The report described a gruesome scene of Mr. Mohamud’s killing, saying Amnesty had reviewed photographs of the aftermath. He left behind a wife and eight children, it said.
Amnesty has a history of disagreements with Africa Command about whether its strikes in Somalia have killed civilians. A year ago, the group issued a report saying it had found evidence of 14 civilian deaths from five airstrikes there since 2017, when President Trump relaxed targeting rules intended to protect civilians as part of a major escalation in the drone war there.
Africom, which had claimed zero civilian casualties in its news releases disclosing strikes, disputed the findings.
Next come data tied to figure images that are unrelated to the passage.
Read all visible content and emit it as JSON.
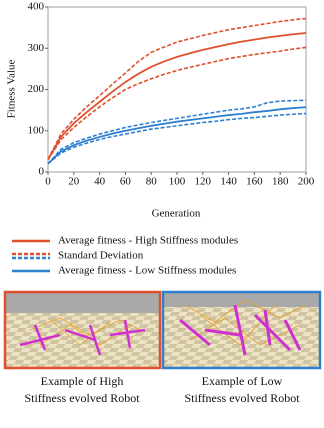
{
  "chart_data": {
    "type": "line",
    "x_label": "Generation",
    "y_label": "Fitness Value",
    "x": [
      0,
      10,
      20,
      30,
      40,
      50,
      60,
      70,
      80,
      90,
      100,
      110,
      120,
      130,
      140,
      150,
      160,
      170,
      180,
      190,
      200
    ],
    "xlim": [
      0,
      200
    ],
    "xticks": [
      0,
      20,
      40,
      60,
      80,
      100,
      120,
      140,
      160,
      180,
      200
    ],
    "ylim": [
      0,
      400
    ],
    "yticks": [
      0,
      100,
      200,
      300,
      400
    ],
    "std_label": "Standard Deviation",
    "series": [
      {
        "name": "Average fitness - High Stiffness modules",
        "color": "#e0502f",
        "values": [
          30,
          85,
          118,
          145,
          170,
          195,
          218,
          238,
          255,
          268,
          279,
          288,
          296,
          303,
          310,
          316,
          321,
          326,
          330,
          334,
          337
        ],
        "std_upper": [
          30,
          92,
          128,
          158,
          185,
          213,
          240,
          268,
          290,
          303,
          315,
          323,
          331,
          338,
          345,
          350,
          355,
          360,
          365,
          369,
          372
        ],
        "std_lower": [
          30,
          78,
          108,
          134,
          158,
          180,
          200,
          214,
          226,
          237,
          246,
          254,
          261,
          268,
          275,
          280,
          285,
          289,
          293,
          298,
          302
        ]
      },
      {
        "name": "Average fitness - Low Stiffness modules",
        "color": "#2f7fd0",
        "values": [
          20,
          50,
          65,
          76,
          85,
          93,
          100,
          106,
          112,
          117,
          122,
          126,
          130,
          134,
          138,
          141,
          145,
          148,
          152,
          155,
          157
        ],
        "std_upper": [
          20,
          55,
          71,
          82,
          92,
          100,
          108,
          114,
          120,
          125,
          130,
          135,
          140,
          145,
          150,
          153,
          158,
          168,
          172,
          173,
          174
        ],
        "std_lower": [
          20,
          46,
          60,
          70,
          79,
          86,
          92,
          98,
          104,
          108,
          112,
          116,
          120,
          123,
          127,
          130,
          132,
          135,
          138,
          140,
          142
        ]
      }
    ]
  },
  "panels": [
    {
      "caption": [
        "Example of High",
        "Stiffness evolved Robot"
      ]
    },
    {
      "caption": [
        "Example of Low",
        "Stiffness evolved Robot"
      ]
    }
  ]
}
But a month later, the command issued a rare mea culpa, saying that its own records showed that an April 2018 attack had killed two civilians, contrary to its news release about that strike.
The discovery of the discrepancy followed an internal review of all airstrikes since 2007 ordered by Gen. Thomas D. Waldhauser, Africom’s commander at the time, because of the March 2019 Amnesty International report. Complicating matters, the strike that Africom belatedly acknowledged killed two civilians was not among those identified by the human rights group.